Either before or after the on-site review is performed, the auditor should do some research to identify environmental hazards that may not be evident during the on-site visit. This research would entail either finding the following information in previous audit reports or compiling it from readily available sources:
Flood elevations
Weather and earth movement threats
Proximity to transportation-related hazards
Local crime rate
Proximity to industrial areas
Flood Elevations According to FEMA, floods are one of the most common hazards in the United States. After the 2005 hurricane season, it is apparent that this assessment is based in fact. Finding flood-zone information on the Internet is relatively easy.
Note | The following Internet resources are available to assist auditors in evaluating flood risks: http://www.esri.com/hazards/makemap.html http://www.hazards.fema.gov/ http://www.msc.fema.gov/ |
Weather and Earth Movement Threats Since different geographic zones are prone to different weather and earth movement hazards, it is also important for the auditor understand which of these threats are prevalent in the geographic area in which the data center resides. For example, if the data center we are auditing is in Dallas, the threats would be tornados, flooding, and extreme heat, whereas in northern California the threat would be earthquakes. The goal here is to understand the weather- and earth-related characteristics of the area in which the data center we are auditing resides.

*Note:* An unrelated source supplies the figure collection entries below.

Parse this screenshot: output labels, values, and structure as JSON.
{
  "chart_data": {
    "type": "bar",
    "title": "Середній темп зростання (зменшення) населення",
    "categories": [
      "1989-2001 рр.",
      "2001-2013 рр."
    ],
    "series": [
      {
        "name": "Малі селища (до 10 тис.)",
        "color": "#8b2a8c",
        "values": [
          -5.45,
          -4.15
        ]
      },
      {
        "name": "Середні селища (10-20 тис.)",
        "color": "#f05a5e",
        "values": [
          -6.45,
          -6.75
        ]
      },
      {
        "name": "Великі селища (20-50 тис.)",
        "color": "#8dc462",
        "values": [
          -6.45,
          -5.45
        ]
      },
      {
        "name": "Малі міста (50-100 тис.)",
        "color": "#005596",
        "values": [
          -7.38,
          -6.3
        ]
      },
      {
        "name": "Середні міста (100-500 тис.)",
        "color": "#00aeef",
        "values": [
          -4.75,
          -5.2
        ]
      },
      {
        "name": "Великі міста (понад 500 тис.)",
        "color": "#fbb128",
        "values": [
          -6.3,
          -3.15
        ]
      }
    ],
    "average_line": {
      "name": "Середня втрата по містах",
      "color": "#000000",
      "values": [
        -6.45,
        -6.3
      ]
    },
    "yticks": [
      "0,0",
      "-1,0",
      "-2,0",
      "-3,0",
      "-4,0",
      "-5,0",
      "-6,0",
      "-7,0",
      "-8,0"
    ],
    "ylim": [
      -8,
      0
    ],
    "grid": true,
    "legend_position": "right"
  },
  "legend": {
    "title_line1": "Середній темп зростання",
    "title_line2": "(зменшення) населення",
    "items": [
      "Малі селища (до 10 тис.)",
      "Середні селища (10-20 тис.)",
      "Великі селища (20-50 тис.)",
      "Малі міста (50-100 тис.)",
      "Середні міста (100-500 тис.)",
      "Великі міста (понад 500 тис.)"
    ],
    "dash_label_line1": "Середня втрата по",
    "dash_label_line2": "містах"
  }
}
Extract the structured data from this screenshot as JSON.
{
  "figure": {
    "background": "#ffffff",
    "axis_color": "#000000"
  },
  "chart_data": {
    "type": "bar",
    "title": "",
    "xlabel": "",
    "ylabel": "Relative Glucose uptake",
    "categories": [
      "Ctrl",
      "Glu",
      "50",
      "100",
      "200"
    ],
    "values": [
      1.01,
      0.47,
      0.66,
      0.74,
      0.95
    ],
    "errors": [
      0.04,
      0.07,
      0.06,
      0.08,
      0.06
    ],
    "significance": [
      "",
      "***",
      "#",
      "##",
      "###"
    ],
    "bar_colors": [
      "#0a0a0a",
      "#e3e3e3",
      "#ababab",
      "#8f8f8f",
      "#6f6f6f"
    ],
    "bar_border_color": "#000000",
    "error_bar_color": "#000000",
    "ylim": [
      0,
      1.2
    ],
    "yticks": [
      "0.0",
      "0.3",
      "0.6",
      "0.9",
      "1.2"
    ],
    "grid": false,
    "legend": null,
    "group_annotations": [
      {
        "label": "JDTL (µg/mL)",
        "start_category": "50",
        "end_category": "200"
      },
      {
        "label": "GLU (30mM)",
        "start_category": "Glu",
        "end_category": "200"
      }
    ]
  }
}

Note | Some excellent weather-related Internet resources include http://www.noaa.gov/ http://www.earthquake.usgs.gov/ http://www.hazards.fema.gov/ |
Proximity to Transportation-Related Hazards Planes, trains, and automobiles represent another risk to data center operations. Specifically, we will research whether or not the data center we are auditing is in an airport flight path or if there is a rail line next to the data center facility. Though rare, planes do crash and trains do derail and therefore pose a risk to nearby facilities. As auditors, it is our responsibility to inform management about risks to business. It is management's responsibility to decide where to spend limited resources in an effort to mitigate risk. Maps and observation are good methods for identifying nearby transportation-related hazards.
Local Crime Rate Obviously, if our data center is in a high-crime area, there is a higher risk of theft and other crimes. Therefore, another statistic we will research is the local crime rate. If the area in which the data center we are auditing resides has a high crime rate, we may recommend mitigating controls such as reinforced fences, an increased presence of security personnel, closed-circuit television (CCTV), and perimeter alarm systems.
Note | There are several excellent sources of online crime statistics. Below are a couple of the better websites: http://www.ojp.usdoj.gov/bjs/dtdata.htm http://www.cityrating.com/crimestatistics.asp |
Proximity to Industrial Areas Many data center facilities are situated in industrial zones near factories and warehouses. These areas generally have a higher crime rate and a higher risk of hazardous materials spills affecting data center operations. Therefore, if the data center is situated in an industrial area, the auditor should evaluate the risks inherent to the area.
Proximity to Emergency Services When there is an emergency within a data center, each additional minute that it takes for authorities to respond can be very costly. Therefore, it is important to evaluate the distance to police stations, hospitals, and fire stations. This information can be obtained from the blue pages of the local phone book.